U.S. Senate candidates share concerns, priorities
BEMIDJI -- The four candidates seeking the Republican endorsement for U.S. Senate all agree that Amy Klobuchar needs to be replaced, but their main areas of concern varied, covering national debt, Obamacare, foreign policy and the size of government.
"This is why we need Lincoln-Douglas-style debates with Sen. Klobuchar," Candidate Kurt Bills said. "These are things that the American people and Minnesota want explained and discussed."
The Beltrami County Republicans held a Senate forum Thursday evening to discuss issues in the United States and ways they would change things if elected. The candidates who attended the forum were Bills, Pete Hegseth, Dan "Doc" Severson and Harold Shudlick.
Bills, who serves in the state House of Representatives, said that, if elected, his first priority would be to address the national deficit and its need for a budget.
"If there was only one thing, I would have to go with the platform to revitalize America," Bills said. "If there was one thing that we could tackle, it would be our deficits, our debt and our spending. That would bring more of an equilibrium to our overall economy."

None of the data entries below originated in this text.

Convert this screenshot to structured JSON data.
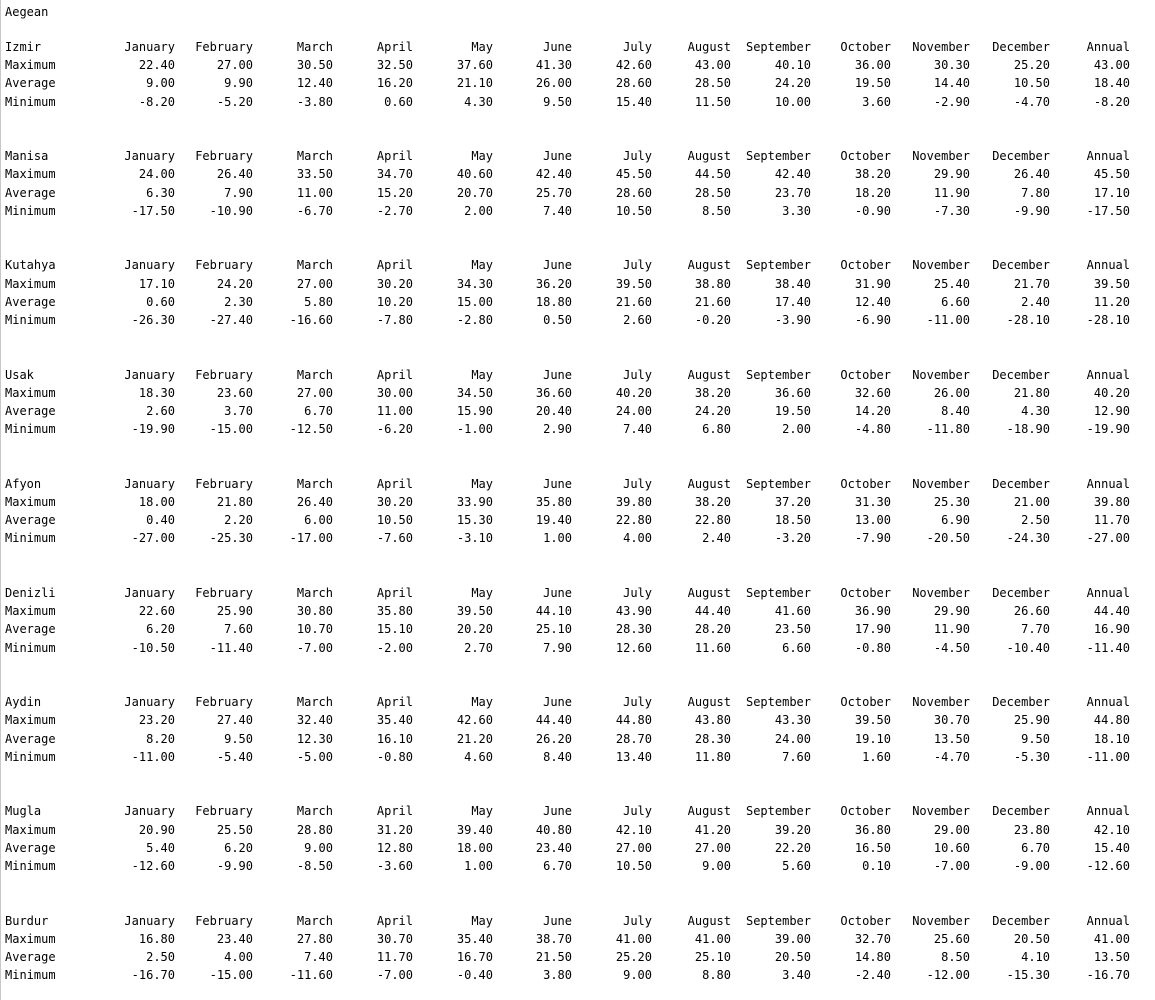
{
  "title": "Aegean",
  "columns": [
    "January",
    "February",
    "March",
    "April",
    "May",
    "June",
    "July",
    "August",
    "September",
    "October",
    "November",
    "December",
    "Annual"
  ],
  "row_labels": [
    "Maximum",
    "Average",
    "Minimum"
  ],
  "cities": [
    {
      "name": "Izmir",
      "rows": [
        [
          "22.40",
          "27.00",
          "30.50",
          "32.50",
          "37.60",
          "41.30",
          "42.60",
          "43.00",
          "40.10",
          "36.00",
          "30.30",
          "25.20",
          "43.00"
        ],
        [
          "9.00",
          "9.90",
          "12.40",
          "16.20",
          "21.10",
          "26.00",
          "28.60",
          "28.50",
          "24.20",
          "19.50",
          "14.40",
          "10.50",
          "18.40"
        ],
        [
          "-8.20",
          "-5.20",
          "-3.80",
          "0.60",
          "4.30",
          "9.50",
          "15.40",
          "11.50",
          "10.00",
          "3.60",
          "-2.90",
          "-4.70",
          "-8.20"
        ]
      ]
    },
    {
      "name": "Manisa",
      "rows": [
        [
          "24.00",
          "26.40",
          "33.50",
          "34.70",
          "40.60",
          "42.40",
          "45.50",
          "44.50",
          "42.40",
          "38.20",
          "29.90",
          "26.40",
          "45.50"
        ],
        [
          "6.30",
          "7.90",
          "11.00",
          "15.20",
          "20.70",
          "25.70",
          "28.60",
          "28.50",
          "23.70",
          "18.20",
          "11.90",
          "7.80",
          "17.10"
        ],
        [
          "-17.50",
          "-10.90",
          "-6.70",
          "-2.70",
          "2.00",
          "7.40",
          "10.50",
          "8.50",
          "3.30",
          "-0.90",
          "-7.30",
          "-9.90",
          "-17.50"
        ]
      ]
    },
    {
      "name": "Kutahya",
      "rows": [
        [
          "17.10",
          "24.20",
          "27.00",
          "30.20",
          "34.30",
          "36.20",
          "39.50",
          "38.80",
          "38.40",
          "31.90",
          "25.40",
          "21.70",
          "39.50"
        ],
        [
          "0.60",
          "2.30",
          "5.80",
          "10.20",
          "15.00",
          "18.80",
          "21.60",
          "21.60",
          "17.40",
          "12.40",
          "6.60",
          "2.40",
          "11.20"
        ],
        [
          "-26.30",
          "-27.40",
          "-16.60",
          "-7.80",
          "-2.80",
          "0.50",
          "2.60",
          "-0.20",
          "-3.90",
          "-6.90",
          "-11.00",
          "-28.10",
          "-28.10"
        ]
      ]
    },
    {
      "name": "Usak",
      "rows": [
        [
          "18.30",
          "23.60",
          "27.00",
          "30.00",
          "34.50",
          "36.60",
          "40.20",
          "38.20",
          "36.60",
          "32.60",
          "26.00",
          "21.80",
          "40.20"
        ],
        [
          "2.60",
          "3.70",
          "6.70",
          "11.00",
          "15.90",
          "20.40",
          "24.00",
          "24.20",
          "19.50",
          "14.20",
          "8.40",
          "4.30",
          "12.90"
        ],
        [
          "-19.90",
          "-15.00",
          "-12.50",
          "-6.20",
          "-1.00",
          "2.90",
          "7.40",
          "6.80",
          "2.00",
          "-4.80",
          "-11.80",
          "-18.90",
          "-19.90"
        ]
      ]
    },
    {
      "name": "Afyon",
      "rows": [
        [
          "18.00",
          "21.80",
          "26.40",
          "30.20",
          "33.90",
          "35.80",
          "39.80",
          "38.20",
          "37.20",
          "31.30",
          "25.30",
          "21.00",
          "39.80"
        ],
        [
          "0.40",
          "2.20",
          "6.00",
          "10.50",
          "15.30",
          "19.40",
          "22.80",
          "22.80",
          "18.50",
          "13.00",
          "6.90",
          "2.50",
          "11.70"
        ],
        [
          "-27.00",
          "-25.30",
          "-17.00",
          "-7.60",
          "-3.10",
          "1.00",
          "4.00",
          "2.40",
          "-3.20",
          "-7.90",
          "-20.50",
          "-24.30",
          "-27.00"
        ]
      ]
    },
    {
      "name": "Denizli",
      "rows": [
        [
          "22.60",
          "25.90",
          "30.80",
          "35.80",
          "39.50",
          "44.10",
          "43.90",
          "44.40",
          "41.60",
          "36.90",
          "29.90",
          "26.60",
          "44.40"
        ],
        [
          "6.20",
          "7.60",
          "10.70",
          "15.10",
          "20.20",
          "25.10",
          "28.30",
          "28.20",
          "23.50",
          "17.90",
          "11.90",
          "7.70",
          "16.90"
        ],
        [
          "-10.50",
          "-11.40",
          "-7.00",
          "-2.00",
          "2.70",
          "7.90",
          "12.60",
          "11.60",
          "6.60",
          "-0.80",
          "-4.50",
          "-10.40",
          "-11.40"
        ]
      ]
    },
    {
      "name": "Aydin",
      "rows": [
        [
          "23.20",
          "27.40",
          "32.40",
          "35.40",
          "42.60",
          "44.40",
          "44.80",
          "43.80",
          "43.30",
          "39.50",
          "30.70",
          "25.90",
          "44.80"
        ],
        [
          "8.20",
          "9.50",
          "12.30",
          "16.10",
          "21.20",
          "26.20",
          "28.70",
          "28.30",
          "24.00",
          "19.10",
          "13.50",
          "9.50",
          "18.10"
        ],
        [
          "-11.00",
          "-5.40",
          "-5.00",
          "-0.80",
          "4.60",
          "8.40",
          "13.40",
          "11.80",
          "7.60",
          "1.60",
          "-4.70",
          "-5.30",
          "-11.00"
        ]
      ]
    },
    {
      "name": "Mugla",
      "rows": [
        [
          "20.90",
          "25.50",
          "28.80",
          "31.20",
          "39.40",
          "40.80",
          "42.10",
          "41.20",
          "39.20",
          "36.80",
          "29.00",
          "23.80",
          "42.10"
        ],
        [
          "5.40",
          "6.20",
          "9.00",
          "12.80",
          "18.00",
          "23.40",
          "27.00",
          "27.00",
          "22.20",
          "16.50",
          "10.60",
          "6.70",
          "15.40"
        ],
        [
          "-12.60",
          "-9.90",
          "-8.50",
          "-3.60",
          "1.00",
          "6.70",
          "10.50",
          "9.00",
          "5.60",
          "0.10",
          "-7.00",
          "-9.00",
          "-12.60"
        ]
      ]
    },
    {
      "name": "Burdur",
      "rows": [
        [
          "16.80",
          "23.40",
          "27.80",
          "30.70",
          "35.40",
          "38.70",
          "41.00",
          "41.00",
          "39.00",
          "32.70",
          "25.60",
          "20.50",
          "41.00"
        ],
        [
          "2.50",
          "4.00",
          "7.40",
          "11.70",
          "16.70",
          "21.50",
          "25.20",
          "25.10",
          "20.50",
          "14.80",
          "8.50",
          "4.10",
          "13.50"
        ],
        [
          "-16.70",
          "-15.00",
          "-11.60",
          "-7.00",
          "-0.40",
          "3.80",
          "9.00",
          "8.80",
          "3.40",
          "-2.40",
          "-12.00",
          "-15.30",
          "-16.70"
        ]
      ]
    }
  ]
}
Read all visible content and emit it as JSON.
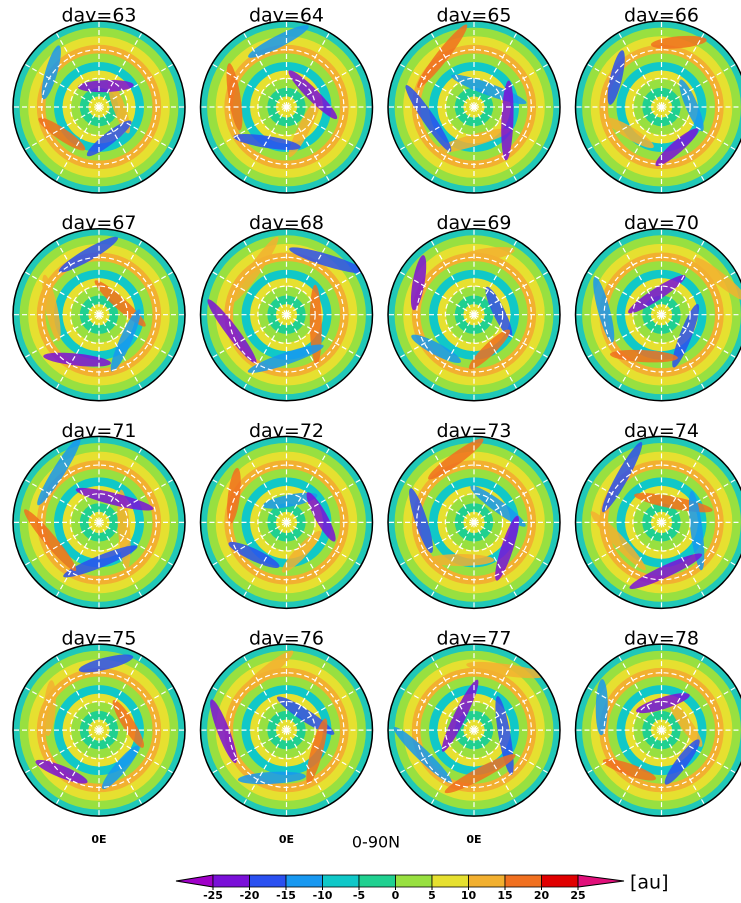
{
  "panels": [
    "day=63",
    "day=64",
    "day=65",
    "day=66",
    "day=67",
    "day=68",
    "day=69",
    "day=70",
    "day=71",
    "day=72",
    "day=73",
    "day=74",
    "day=75",
    "day=76",
    "day=77",
    "day=78"
  ],
  "bottom_labels": [
    "0E",
    "0E",
    "0E"
  ],
  "region_label": "0-90N",
  "colorbar": {
    "levels": [
      -25,
      -20,
      -15,
      -10,
      -5,
      0,
      5,
      10,
      15,
      20,
      25
    ],
    "colors": [
      "#a000c8",
      "#7a10d8",
      "#2a50f0",
      "#1898f0",
      "#10c8c8",
      "#20d090",
      "#98e040",
      "#e6e030",
      "#f2b030",
      "#f07020",
      "#e00000",
      "#e0107a"
    ],
    "label": "[au]"
  }
}
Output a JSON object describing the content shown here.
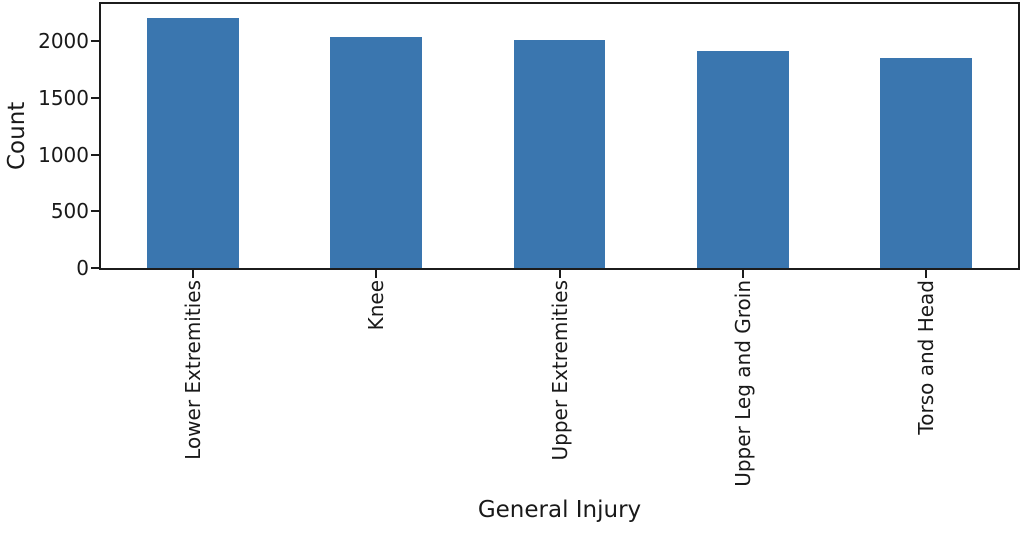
{
  "chart_data": {
    "type": "bar",
    "categories": [
      "Lower Extremities",
      "Knee",
      "Upper Extremities",
      "Upper Leg and Groin",
      "Torso and Head"
    ],
    "values": [
      2210,
      2035,
      2010,
      1915,
      1850
    ],
    "title": "",
    "xlabel": "General Injury",
    "ylabel": "Count",
    "ylim": [
      0,
      2330
    ],
    "yticks": [
      0,
      500,
      1000,
      1500,
      2000
    ],
    "ytick_labels": [
      "0",
      "500",
      "1000",
      "1500",
      "2000"
    ],
    "bar_color": "#3a76af",
    "bar_width_fraction": 0.5,
    "x_tick_label_rotation_deg": 90,
    "grid": false,
    "legend": "none",
    "frame_color": "#1c1c1c",
    "text_color": "#191919",
    "background_color": "#ffffff"
  }
}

All four of the candidates said they would not vote to raise the national debt ceiling. Hegseth said if the national debt ceiling is raised, it will likely result in raises in the future, putting the country further in debt.
"(Klobuchar) is part of the process that continues to kick the ball down the road," he said.
Hegseth said the country needs to take on the entitlement programs and other drivers of the debt to make them solvent for future generations and not continue to raise the debt ceiling and creating problems in the future.
Severson, who served four consecutive terms in the state House of Representatives, said if he was elected, his first focus would be a sunset clause for all federal departments.
"We have no systematic review that is going on to ask how this comes across in the constitution. Is this an actual authority that has been given to the federal government?" Severson said. "As we do that, we begin to reduce the costs of doing business and eliminating those that are unconstitutional."
Hegseth, who recently returned from a deployment to Afghanistan with the National Guard, said his first focus would be to eliminate Obamacare, something all four candidates want to happen. (Obamacare is an informal name for the Patient Protection and Affordable Care Act.)
"I hope and believe that the first and most important vote I would cast as your U.S. senator would be to appeal Obamacare," Hegseth said. "It is not something we can deal with piece by piece; it is something that we have to get rid of entirely."
Severson said that in addition to getting rid of Obamacare, the government needs to get away from the argument that health care is an entitlement.
"If we want a good health-care system, one that is responsive, we need to go to a free market system," Severson said.
For Shudlick, the one thing he would like to see accomplished is for America to come home.
"We've been taking care of others too often, and we have forgotten that self-care is God's work, too," Shudlick said. "If we can't take care of ourselves, how are we supposed to take care of others?"
Shudlick said the United States should get out of the United Nations, and, in turn, the U.N. should get out of the United States.
Though all candidates have their own priorities, all four said they will support the Republican nominee who is selected and will focus on raising the money needed to compete with Klobuchar in November.
"We need that endorsement, and we need that time from May 18 to November to beat Klobuchar," Hegseth said. "We can't think that we are going to fight amongst ourselves all the way to August and then pivot and beat her."